7.30.2010

25



Despite being a quarter of a century old, it was such a wonderful birthday. Brody took me to the famous Red Iguana Wednesday night to celebrate since he had to work Friday. It was delicious, of course, I tried their famous Mole's for the first time and I loved it! Such a surprising and almost Indian-tasting flavor.




On the actual day, I got work off and enjoyed our new apartment's pool with my mom, sister, and her adorable kids.















Can we all take a moment to appreciate how amazing my mom looks. The woman is in her sixties people. Her sixties! I'm really crossing my fingers that I got those genes....






That night I went to dinner with my parents to celebrate at Cafe Trio where I enjoyed one of favorites - rosemary flatbread with roasted peppers and tomatoes and goat cheese.




We sat on the patio and enjoyed the nice evening air. Thanks mom and dad!!

7.23.2010

Cutter


I've decided that I am an emotional cutter, why else would I continue to check Anthro's website when I know I can't justify the cost... I just LOVE these rooms, they're so very 500 days of Summer.


In other news, we have officially moved into our new apartment. We are still sorting out some details and tying up loose ends but we will hopefully have everything done this week and I will post some pictures. Happy Friday!

7.12.2010

Good News All Around



We got the best news today!! Lacey's results from her surgery finally came back and her margins were clear and her nodes were benign.

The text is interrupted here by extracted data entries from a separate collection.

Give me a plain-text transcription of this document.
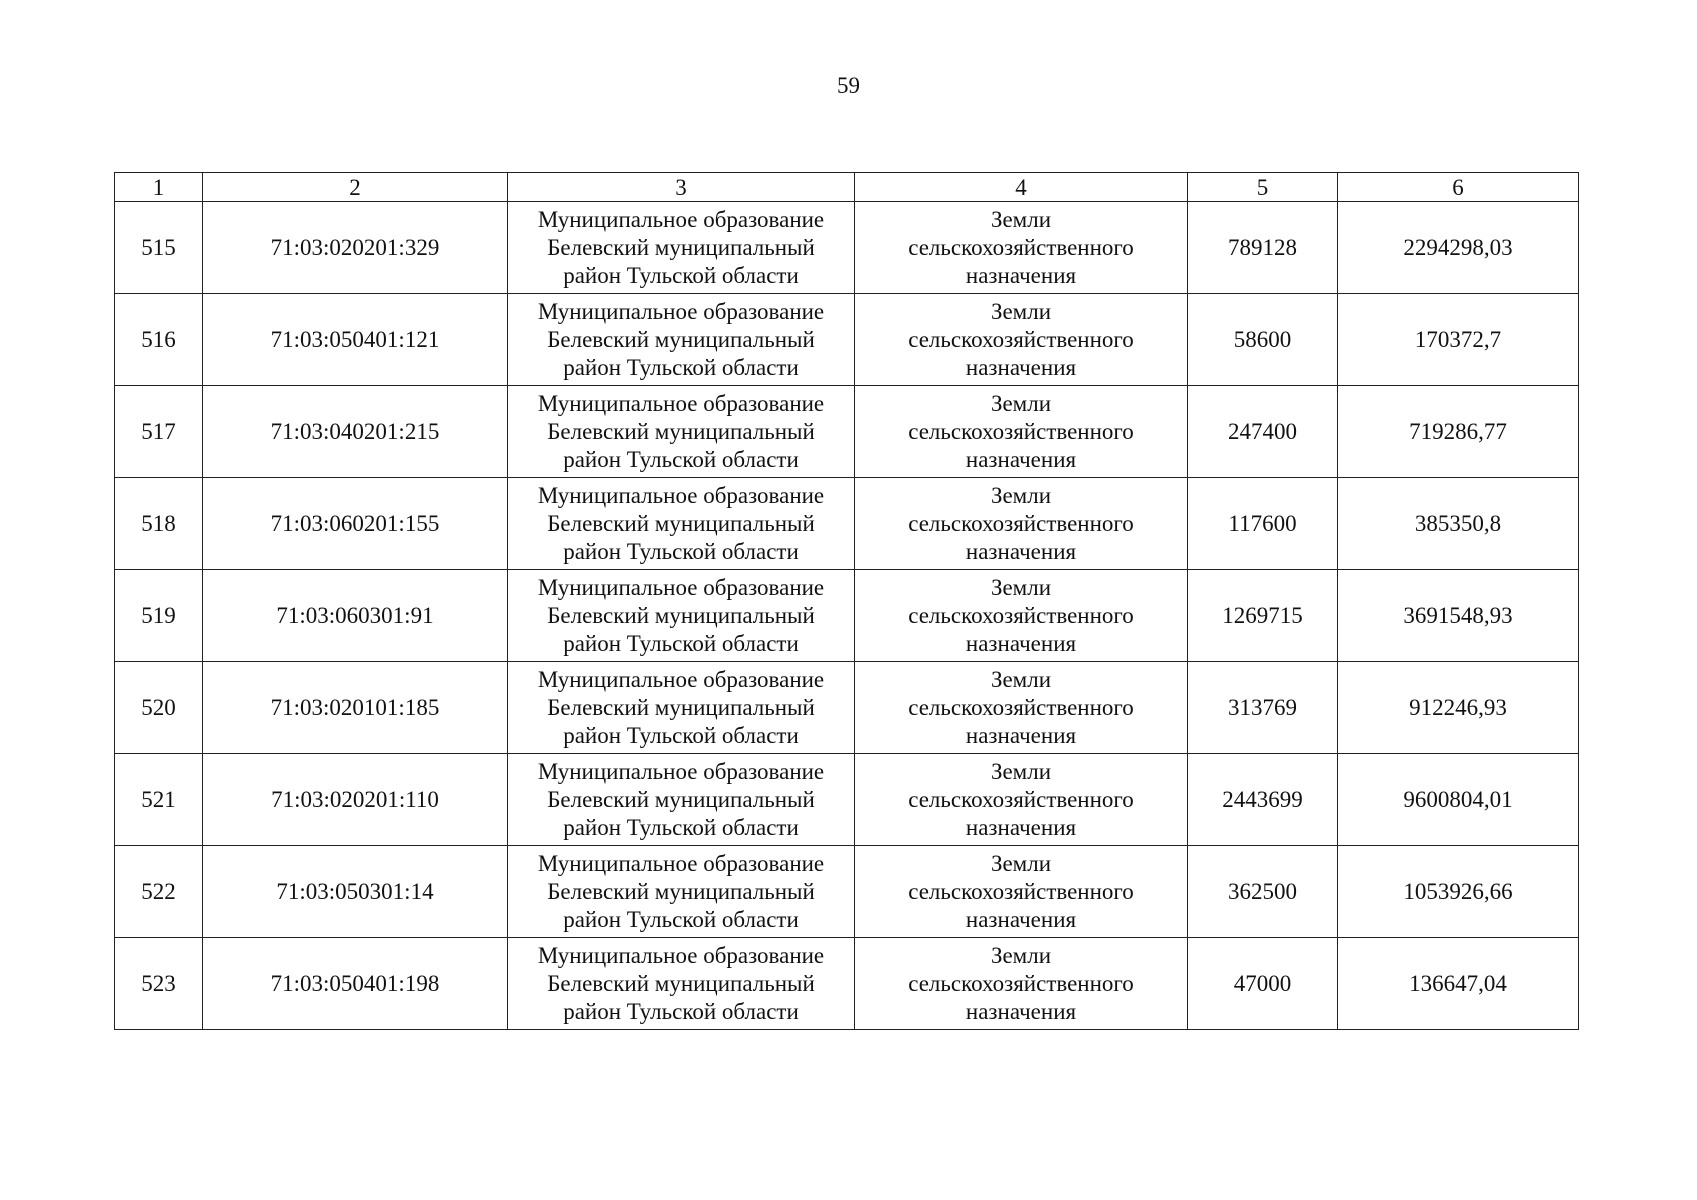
59
1	2	3	4	5	6
515	71:03:020201:329	Муниципальное образование
Белевский муниципальный
район Тульской области	Земли
сельскохозяйственного
назначения	789128	2294298,03
516	71:03:050401:121	Муниципальное образование
Белевский муниципальный
район Тульской области	Земли
сельскохозяйственного
назначения	58600	170372,7
517	71:03:040201:215	Муниципальное образование
Белевский муниципальный
район Тульской области	Земли
сельскохозяйственного
назначения	247400	719286,77
518	71:03:060201:155	Муниципальное образование
Белевский муниципальный
район Тульской области	Земли
сельскохозяйственного
назначения	117600	385350,8
519	71:03:060301:91	Муниципальное образование
Белевский муниципальный
район Тульской области	Земли
сельскохозяйственного
назначения	1269715	3691548,93
520	71:03:020101:185	Муниципальное образование
Белевский муниципальный
район Тульской области	Земли
сельскохозяйственного
назначения	313769	912246,93
521	71:03:020201:110	Муниципальное образование
Белевский муниципальный
район Тульской области	Земли
сельскохозяйственного
назначения	2443699	9600804,01
522	71:03:050301:14	Муниципальное образование
Белевский муниципальный
район Тульской области	Земли
сельскохозяйственного
назначения	362500	1053926,66
523	71:03:050401:198	Муниципальное образование
Белевский муниципальный
район Тульской области	Земли
сельскохозяйственного
назначения	47000	136647,04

Thank you so much for all your love and support over the past few weeks, it has meant more than you know! Other than a few battle wounds (see below if you have a strong stomach) , she will just have to be monitored on a regular basis for the next few years.



In other good news, Brody and I are finally moving out of our nasty newly-wed apartment! No more moldy shower, no more garbage disposal that breaks every other use, and no more massive potholes (seriously when it rained, ducks would swim in it...) I'm told that when Brody and I are old and looking back on life, we will miss our crappy little first apartment...we'll see. I have absolutely loved the past two years, but am so ready to leave this dump :)

Farewell Bristlecone (isn't it scary looking?)

Hello Preston Hollow!



7.01.2010

Real Life

There are moments in life that literally change everything.

What yesterday seemed like a major problem suddenly gets lost in the harsh clarity of real life.

More real than I am used to.

In an instant, what you have been stressing over for months becomes nothing more than shades of gray.

There are moments in life when you feel a cold, iron vice close around your heart, and you have to remind yourself how to breath.

in.
out.

There are moments in life when words like "stage", "treatment", and "options" catch in your throat and all you can think is why.

Why now? Why her? Why anyone? Why?

Moments when words carry more weight then your feeble soul can stand. When words leave a footprint on your heart.

in.
out.

There are moments that make you feel guilty for every selfish, shallow complaint that's ever passed your lips. Those trivial, insignificant moments of passing disappointment that you indulge yourself in complaining about because you've never had to deal with real devastation.

Real life.

Moments that make you claw at some form of explanation or justification.
Moments when the perfect bubble that was your life bursts. And every remaining droplet burns a tiny hole in your heart making each breath a conscious, rattling effort.

in.
out.

And there are moments in life that define character. And you get to see just how strong and beautiful you always knew she was. You get to see love, faith, hope, and courage.

So much courage.

You get to see the kind of person you've always looked up to. The kind of person you know you will never compare to. The last person to deserve it.

And all you can do is hope.

Hope for some fraction of her strength. Hope that the doctors are right.
And hope that real life doesn't get the best of you.



Monday, June 28 at 4:27 pm was one of those moments.

We found out that Lacey has skin cancer. It is a stage-1B melanoma in her leg. She has surgery next Wednesday to remove the tumor and surrounding skin and do further testing to see if it has spread to her lymph nodes. To hear the full story please read her blog here. It has been a rough week to say the least, but we are trying to stay positive. Lacey is truly amazing. She hasn't uttered a single complaint and has been so positive and uplifting.

Please keep her in your hearts and prayers.